In der Erzählung kauft Hans heimlich ein neu erschienenes Tarzanheft, das sich anhand eines Fotos, auf dem der Junge das Heft unter sein Hemd schiebt, leicht identifizieren lässt. Es handelt sich um „Tarzan. Sohn der Affen“ Nr. 63 aus dem Aachener Bildschriftenverlag. Die darin erzählte Geschichte „Tarzan triumphiert“ wird im Text genannt und sogar eine Passage daraus schwarz-weiß reproduziert, allerdings drastisch gekürzt und verändert. Im Kinderbuch besiegt Tarzan einen Löwen und bietet ihn einer anderen Figur als Frühstück an, der nur ausnahmsweise nicht gleich roh verzehrt werde solle (Abb. 3). Kilians Tarzan lässt im ersten Panel unvermittelt wissen, „[d]as Verbrechen ist, wo der Mensch ist … und nur dort!“, um im nächsten Panel plötzlich mitten im Kampf mit einem Löwen zu stehen, den er im dritten Panel besiegt. Augenscheinlich stößt er daraufhin seinen Triumphschrei aus, nun umgeben von Affen. In den letzten beiden Bildern spricht er nun mit einer wiederum unvermittelt erscheinenden Nebenfigur über das Frühstück. Es liegt nahe, die Seite so zu verstehen, dass Tarzan das Fleisch des Löwen verzehren will; ein genauerer Blick offenbart jedoch, dass es vielmehr um einen horntragenden Wiederkäuer geht.

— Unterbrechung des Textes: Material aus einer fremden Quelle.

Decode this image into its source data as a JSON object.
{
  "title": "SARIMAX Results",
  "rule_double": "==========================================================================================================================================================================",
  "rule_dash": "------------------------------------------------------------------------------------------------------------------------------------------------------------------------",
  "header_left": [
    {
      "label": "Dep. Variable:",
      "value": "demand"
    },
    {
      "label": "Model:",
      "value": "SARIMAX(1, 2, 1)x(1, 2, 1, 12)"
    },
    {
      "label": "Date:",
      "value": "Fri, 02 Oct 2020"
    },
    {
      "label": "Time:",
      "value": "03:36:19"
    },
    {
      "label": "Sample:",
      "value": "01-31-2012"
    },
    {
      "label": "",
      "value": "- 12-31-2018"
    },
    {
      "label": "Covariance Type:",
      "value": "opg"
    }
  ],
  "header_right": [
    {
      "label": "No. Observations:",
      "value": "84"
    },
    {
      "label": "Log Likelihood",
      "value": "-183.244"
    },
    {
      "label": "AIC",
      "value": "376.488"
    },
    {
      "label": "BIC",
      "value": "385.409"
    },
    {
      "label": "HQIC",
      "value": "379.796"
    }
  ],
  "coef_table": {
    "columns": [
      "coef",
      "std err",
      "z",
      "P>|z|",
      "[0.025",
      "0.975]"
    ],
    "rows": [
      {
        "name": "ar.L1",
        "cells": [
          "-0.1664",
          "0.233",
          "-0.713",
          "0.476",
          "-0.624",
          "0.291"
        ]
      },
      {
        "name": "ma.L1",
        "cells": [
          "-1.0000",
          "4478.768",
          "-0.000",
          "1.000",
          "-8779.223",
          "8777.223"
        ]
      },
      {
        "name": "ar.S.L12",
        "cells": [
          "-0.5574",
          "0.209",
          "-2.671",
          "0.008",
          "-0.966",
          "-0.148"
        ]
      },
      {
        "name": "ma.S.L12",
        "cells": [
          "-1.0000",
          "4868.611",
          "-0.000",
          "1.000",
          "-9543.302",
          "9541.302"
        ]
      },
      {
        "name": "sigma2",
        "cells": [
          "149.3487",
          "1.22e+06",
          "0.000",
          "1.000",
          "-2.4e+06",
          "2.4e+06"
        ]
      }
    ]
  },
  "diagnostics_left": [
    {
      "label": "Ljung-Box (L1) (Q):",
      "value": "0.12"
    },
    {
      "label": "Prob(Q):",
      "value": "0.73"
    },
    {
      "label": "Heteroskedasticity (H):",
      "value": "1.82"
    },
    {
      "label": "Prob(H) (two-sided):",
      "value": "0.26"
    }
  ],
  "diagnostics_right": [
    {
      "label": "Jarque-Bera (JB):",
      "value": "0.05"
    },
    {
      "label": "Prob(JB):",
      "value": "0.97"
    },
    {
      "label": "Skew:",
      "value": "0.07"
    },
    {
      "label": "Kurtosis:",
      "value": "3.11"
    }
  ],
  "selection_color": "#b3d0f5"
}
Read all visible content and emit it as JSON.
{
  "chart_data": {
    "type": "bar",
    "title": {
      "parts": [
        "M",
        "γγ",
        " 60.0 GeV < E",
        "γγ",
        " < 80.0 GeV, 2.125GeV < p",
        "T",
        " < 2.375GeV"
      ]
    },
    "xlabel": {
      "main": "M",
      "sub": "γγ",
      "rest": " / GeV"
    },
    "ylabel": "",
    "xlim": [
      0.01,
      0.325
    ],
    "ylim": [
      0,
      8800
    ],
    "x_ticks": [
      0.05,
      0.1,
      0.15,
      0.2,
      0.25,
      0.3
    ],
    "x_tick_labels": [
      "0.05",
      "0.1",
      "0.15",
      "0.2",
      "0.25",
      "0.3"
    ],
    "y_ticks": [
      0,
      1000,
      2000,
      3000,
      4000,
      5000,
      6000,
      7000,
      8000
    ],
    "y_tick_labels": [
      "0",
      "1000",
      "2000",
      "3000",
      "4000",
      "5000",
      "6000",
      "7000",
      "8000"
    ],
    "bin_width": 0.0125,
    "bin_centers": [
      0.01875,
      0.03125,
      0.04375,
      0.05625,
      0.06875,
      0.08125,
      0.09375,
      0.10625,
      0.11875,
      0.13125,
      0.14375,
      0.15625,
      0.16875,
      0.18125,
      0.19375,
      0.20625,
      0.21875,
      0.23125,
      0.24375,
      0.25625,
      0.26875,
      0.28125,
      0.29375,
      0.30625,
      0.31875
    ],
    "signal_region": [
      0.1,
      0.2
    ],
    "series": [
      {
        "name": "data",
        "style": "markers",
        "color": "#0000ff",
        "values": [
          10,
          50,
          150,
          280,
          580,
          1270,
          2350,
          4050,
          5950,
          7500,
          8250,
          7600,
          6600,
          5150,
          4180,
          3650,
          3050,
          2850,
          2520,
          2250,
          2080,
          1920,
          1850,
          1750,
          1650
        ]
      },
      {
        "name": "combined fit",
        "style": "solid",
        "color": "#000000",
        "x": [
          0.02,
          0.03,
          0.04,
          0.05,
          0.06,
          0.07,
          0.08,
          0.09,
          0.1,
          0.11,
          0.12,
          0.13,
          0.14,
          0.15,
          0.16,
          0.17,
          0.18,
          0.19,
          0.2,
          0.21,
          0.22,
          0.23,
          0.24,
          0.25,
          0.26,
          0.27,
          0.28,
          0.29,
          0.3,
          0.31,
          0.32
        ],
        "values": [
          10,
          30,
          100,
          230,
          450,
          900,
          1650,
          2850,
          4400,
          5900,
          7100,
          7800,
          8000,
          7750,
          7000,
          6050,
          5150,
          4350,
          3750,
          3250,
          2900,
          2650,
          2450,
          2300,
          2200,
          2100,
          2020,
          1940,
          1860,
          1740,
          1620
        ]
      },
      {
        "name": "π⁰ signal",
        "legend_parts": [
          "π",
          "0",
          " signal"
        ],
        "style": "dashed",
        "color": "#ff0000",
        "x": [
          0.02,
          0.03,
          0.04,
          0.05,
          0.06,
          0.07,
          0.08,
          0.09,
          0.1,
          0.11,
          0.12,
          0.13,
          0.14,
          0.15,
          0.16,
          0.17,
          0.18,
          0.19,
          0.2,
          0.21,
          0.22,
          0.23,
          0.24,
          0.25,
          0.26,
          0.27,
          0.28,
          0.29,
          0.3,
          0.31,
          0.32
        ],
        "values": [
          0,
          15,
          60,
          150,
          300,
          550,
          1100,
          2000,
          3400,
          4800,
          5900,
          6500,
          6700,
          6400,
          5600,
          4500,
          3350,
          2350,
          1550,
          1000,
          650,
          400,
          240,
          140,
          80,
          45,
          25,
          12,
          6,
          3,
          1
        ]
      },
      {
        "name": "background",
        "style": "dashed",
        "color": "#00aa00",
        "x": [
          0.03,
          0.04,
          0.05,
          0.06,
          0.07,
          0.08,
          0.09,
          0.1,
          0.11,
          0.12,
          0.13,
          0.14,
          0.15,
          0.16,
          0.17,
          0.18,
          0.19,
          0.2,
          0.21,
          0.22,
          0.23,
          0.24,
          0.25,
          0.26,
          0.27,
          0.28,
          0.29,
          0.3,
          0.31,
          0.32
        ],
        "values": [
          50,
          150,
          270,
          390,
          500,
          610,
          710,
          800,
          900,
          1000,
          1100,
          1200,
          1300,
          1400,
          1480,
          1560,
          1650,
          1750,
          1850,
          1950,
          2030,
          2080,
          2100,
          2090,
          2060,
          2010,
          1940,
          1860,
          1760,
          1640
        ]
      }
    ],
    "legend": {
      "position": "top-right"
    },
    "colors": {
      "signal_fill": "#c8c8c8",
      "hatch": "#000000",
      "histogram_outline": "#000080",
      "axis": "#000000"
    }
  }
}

Im Vergleich zeigt sich, dass die scheinbar vollständige Comicseite aus vier verschiedenen Szenen zusammengeklittert ist. Indem Kilian sechs Panels nach Gutdünken auswählt und in verzerrender Weise neuarrangiert, erzählt sie eine eigene, grob vereinfachte Tarzan-Geschichte. In der eigentlich im Comicheft erzählten Geschichte rettet Tarzan einen Geologen und seine Begleiter vor dem besagten Löwen, bevor er später in der Handlung Paviane vor einem Leoparden bewahrt, um mit deren Hilfe weißen Verbrechern auf die Fährte zu kommen. In einer Parallelhandlung wird mit Lady Barbara Collis eine Fliegerin eingeführt, die alleine von Kairo zum Kap der guten Hoffnung fliegen will, jedoch über Tarzans Reich mit dem Fallschirm abspringen muss. Sie landet bei einem Stamm aus Nachfahren weißer Schiffbrüchiger, die sie als „Sendbote des Himmelsgottes“ verehren und sich vor ihr in den Staub werfen. In einer bemerkenswerten Umkehrung rassistischer Stereotype erblickt Collis die Stammesangehörigen voller Verwunderung: „Ein weißes Volk … Wilde … im Herzen Afrikas! Aber was für schreckliche Gesichter!“ Sie findet eine Vertraute in der Stammesangehörigen Jezebel. Mit ihr führt sie ein Gespräch über die Welt außerhalb des Dschungels. Im Anschluss rettet sie obendrein Jezebel vor den Männern des Stammes, die sich von Jezebels Nähe zu Collis bedroht sehen. Das Tarzan-Heft besteht nicht nur den Bechdel-Test, es bietet – im Rahmen der begrenzten Möglichkeiten einer Abenteuergeschichte voller idealtypischer Figuren – sogar ein nennenswertes weibliches Identifikationsangebot.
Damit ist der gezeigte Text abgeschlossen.